Fontane Effi Briest

Freitag, 22.11.2019

Aufwändige Adaption des Fontane-Romans „Effi Briest“ durch Rainer Werner Fassbinder

Diskussion

Im Jahr des 200. Geburtstags von Deutschlands herausragendem Romancier des 19. Jahrhunderts, Theodor Fontane, darf diese Verfilmung seines bekanntesten Werks nicht fehlen: Die Adaption von „Effi Briest“, dem Stoff um das Scheitern der Ehe zwischen der vitalen Effi (Hanna Schygulla) und dem älteren Baron von Innstetten (Wolfgang Schenck), war 1974 das bis dahin aufwändigste Projekt von Rainer Werner Fassbinder: Seine Adaption in schwarz-weiß ist dabei keine bloße Nacherzählung, sondern reflektiert die Herkunft des Stoffes (Weißblenden gemahnen an das Umblättern) und das Motiv des Eingesperrtseins insbesondere durch die Lichtführung stets mit. Subtil inszeniert und stilistisch geschlossen, reflektiert Fassinder nicht nur die gesellschaftliche Situation seiner Figuren, sondern letztlich auch die des Künstlers, der sie beschreibt.
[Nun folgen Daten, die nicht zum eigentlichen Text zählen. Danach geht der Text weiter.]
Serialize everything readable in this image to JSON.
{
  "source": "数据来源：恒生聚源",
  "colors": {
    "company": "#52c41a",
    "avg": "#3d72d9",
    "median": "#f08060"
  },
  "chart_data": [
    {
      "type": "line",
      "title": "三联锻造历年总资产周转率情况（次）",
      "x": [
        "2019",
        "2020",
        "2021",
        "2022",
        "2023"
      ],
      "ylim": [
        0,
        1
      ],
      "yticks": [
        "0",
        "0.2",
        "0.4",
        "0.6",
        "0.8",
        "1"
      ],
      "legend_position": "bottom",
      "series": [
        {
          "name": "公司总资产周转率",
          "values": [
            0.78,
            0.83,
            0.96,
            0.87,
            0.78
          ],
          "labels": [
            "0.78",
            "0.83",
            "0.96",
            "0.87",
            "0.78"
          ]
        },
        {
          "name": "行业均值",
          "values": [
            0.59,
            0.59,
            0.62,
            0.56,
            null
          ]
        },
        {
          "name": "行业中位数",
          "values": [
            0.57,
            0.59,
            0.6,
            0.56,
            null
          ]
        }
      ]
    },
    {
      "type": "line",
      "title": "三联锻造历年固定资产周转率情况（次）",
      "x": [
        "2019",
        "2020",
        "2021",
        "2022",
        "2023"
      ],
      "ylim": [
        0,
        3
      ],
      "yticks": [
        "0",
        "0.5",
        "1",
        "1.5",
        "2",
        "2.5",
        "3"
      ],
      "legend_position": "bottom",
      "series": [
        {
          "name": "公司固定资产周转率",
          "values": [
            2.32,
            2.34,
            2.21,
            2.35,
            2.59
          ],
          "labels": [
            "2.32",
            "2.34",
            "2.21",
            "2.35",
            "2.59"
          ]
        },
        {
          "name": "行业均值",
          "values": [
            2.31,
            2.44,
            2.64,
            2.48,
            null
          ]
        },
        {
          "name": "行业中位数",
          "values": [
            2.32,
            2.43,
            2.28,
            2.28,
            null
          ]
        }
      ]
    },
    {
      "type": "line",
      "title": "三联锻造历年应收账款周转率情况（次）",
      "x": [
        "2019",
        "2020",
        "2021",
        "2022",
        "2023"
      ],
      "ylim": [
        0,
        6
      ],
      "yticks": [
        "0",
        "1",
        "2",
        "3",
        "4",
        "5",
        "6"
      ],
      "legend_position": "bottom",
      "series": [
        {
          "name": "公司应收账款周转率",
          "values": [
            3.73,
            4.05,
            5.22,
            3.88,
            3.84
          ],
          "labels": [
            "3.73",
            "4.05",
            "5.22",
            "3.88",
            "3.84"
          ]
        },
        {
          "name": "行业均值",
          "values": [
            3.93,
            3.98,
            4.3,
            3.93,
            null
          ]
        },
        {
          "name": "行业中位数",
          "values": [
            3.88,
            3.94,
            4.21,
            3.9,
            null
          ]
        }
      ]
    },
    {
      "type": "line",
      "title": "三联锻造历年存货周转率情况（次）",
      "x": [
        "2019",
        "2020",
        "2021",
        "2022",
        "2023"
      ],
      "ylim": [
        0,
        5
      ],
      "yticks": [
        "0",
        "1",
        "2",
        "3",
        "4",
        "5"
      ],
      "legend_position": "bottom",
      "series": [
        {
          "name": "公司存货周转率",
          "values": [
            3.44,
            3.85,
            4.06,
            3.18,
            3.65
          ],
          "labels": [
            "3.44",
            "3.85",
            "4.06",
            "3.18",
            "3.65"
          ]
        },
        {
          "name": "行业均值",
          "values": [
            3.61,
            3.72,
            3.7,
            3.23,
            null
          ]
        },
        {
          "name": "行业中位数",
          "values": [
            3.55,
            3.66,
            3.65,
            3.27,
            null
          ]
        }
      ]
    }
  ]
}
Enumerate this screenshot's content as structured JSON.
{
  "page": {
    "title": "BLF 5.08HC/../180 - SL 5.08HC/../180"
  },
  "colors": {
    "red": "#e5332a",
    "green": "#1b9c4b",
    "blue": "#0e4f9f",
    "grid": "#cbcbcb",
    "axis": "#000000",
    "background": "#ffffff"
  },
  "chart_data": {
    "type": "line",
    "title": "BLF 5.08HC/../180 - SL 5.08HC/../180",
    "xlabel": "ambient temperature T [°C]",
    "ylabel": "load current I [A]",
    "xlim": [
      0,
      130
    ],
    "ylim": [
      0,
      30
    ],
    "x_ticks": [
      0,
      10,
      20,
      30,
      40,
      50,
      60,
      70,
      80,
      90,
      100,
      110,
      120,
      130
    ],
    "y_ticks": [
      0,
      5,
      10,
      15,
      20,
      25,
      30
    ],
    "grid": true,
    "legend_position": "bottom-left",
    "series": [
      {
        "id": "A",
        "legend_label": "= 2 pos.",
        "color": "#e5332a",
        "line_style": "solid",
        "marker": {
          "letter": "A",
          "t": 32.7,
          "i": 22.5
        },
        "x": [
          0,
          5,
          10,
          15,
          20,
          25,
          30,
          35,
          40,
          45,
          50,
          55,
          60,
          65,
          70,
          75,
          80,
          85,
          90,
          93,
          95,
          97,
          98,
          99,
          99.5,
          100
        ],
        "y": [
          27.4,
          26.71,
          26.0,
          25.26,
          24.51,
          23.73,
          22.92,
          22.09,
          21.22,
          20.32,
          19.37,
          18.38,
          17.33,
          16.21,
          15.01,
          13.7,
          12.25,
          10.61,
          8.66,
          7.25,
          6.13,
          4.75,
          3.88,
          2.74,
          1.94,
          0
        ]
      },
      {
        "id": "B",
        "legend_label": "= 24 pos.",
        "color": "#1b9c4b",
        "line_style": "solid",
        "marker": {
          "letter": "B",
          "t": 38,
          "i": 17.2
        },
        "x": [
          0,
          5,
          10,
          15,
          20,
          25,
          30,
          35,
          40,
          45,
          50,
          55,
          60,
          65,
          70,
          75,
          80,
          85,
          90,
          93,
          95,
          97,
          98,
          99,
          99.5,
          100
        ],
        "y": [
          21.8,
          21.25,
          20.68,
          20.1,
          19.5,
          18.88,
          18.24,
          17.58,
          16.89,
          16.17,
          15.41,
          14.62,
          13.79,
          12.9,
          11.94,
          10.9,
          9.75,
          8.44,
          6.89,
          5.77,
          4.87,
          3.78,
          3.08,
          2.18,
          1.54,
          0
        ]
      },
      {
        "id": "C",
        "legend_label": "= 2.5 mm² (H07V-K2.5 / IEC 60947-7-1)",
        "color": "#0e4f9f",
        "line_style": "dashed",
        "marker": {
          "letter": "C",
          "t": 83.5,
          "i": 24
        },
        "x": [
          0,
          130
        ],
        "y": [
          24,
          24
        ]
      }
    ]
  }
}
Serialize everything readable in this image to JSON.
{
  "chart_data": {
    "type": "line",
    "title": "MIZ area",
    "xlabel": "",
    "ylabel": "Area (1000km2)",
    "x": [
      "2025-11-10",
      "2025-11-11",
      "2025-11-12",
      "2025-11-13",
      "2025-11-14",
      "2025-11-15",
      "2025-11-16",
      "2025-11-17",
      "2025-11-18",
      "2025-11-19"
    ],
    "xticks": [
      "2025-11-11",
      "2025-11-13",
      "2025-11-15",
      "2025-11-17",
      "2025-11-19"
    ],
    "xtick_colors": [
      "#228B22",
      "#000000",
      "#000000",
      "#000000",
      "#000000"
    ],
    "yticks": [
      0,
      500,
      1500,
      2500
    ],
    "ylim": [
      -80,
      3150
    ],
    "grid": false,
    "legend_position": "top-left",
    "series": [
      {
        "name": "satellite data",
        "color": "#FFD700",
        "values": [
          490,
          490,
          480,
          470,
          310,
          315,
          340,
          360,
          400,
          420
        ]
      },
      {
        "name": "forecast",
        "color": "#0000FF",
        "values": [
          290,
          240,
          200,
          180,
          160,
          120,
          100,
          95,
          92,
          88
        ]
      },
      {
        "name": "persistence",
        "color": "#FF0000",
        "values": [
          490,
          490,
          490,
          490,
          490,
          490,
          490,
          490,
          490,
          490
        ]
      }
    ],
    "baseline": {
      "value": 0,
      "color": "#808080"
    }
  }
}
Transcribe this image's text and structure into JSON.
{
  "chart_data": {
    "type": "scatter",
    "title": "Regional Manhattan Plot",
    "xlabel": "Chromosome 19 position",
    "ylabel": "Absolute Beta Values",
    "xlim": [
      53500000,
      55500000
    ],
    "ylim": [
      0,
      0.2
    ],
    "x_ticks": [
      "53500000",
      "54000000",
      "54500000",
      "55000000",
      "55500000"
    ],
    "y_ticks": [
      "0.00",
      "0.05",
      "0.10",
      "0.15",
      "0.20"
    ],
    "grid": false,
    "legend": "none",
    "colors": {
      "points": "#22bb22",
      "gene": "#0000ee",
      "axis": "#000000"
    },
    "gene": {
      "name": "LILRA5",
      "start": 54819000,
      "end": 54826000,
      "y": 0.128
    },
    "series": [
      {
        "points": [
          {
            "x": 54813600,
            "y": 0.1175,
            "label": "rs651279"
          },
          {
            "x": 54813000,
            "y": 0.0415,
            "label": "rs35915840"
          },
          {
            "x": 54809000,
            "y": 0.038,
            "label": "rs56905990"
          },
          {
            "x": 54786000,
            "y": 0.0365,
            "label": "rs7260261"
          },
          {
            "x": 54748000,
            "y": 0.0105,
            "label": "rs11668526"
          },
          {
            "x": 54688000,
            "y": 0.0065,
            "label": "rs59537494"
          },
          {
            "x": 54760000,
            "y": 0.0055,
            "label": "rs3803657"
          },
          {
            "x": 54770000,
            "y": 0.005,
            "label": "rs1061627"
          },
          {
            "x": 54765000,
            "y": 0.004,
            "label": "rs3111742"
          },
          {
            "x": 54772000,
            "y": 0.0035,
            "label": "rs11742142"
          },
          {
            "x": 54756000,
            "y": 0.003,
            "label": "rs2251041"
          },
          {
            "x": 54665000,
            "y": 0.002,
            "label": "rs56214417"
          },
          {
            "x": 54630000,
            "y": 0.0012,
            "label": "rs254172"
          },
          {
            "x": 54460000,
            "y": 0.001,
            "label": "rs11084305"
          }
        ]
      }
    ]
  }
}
„Entscheidend an dieser Verfilmung ist, dass es Fassbinder nie um die simple Übertragung eines Romans ging, sondern auch um die Darstellung einer Erzählhaltung, der künstlerischen Position Fontanes, des bürgerlichen Romanciers, der die Gesellschaft, in der er lebt, ablehnen möchte, sich aber doch von ihr ernähren lässt und so nicht umhinkommt, sie letztlich zu akzeptieren. Dies entspricht auch Fassbinders eigener Position: Die Wut von früher ist der aufmerksamen Beobachtung, dem geduldigen Beschreiben gewichen.“ (G.P., FILMDIENST 14/1974) – Ab 16.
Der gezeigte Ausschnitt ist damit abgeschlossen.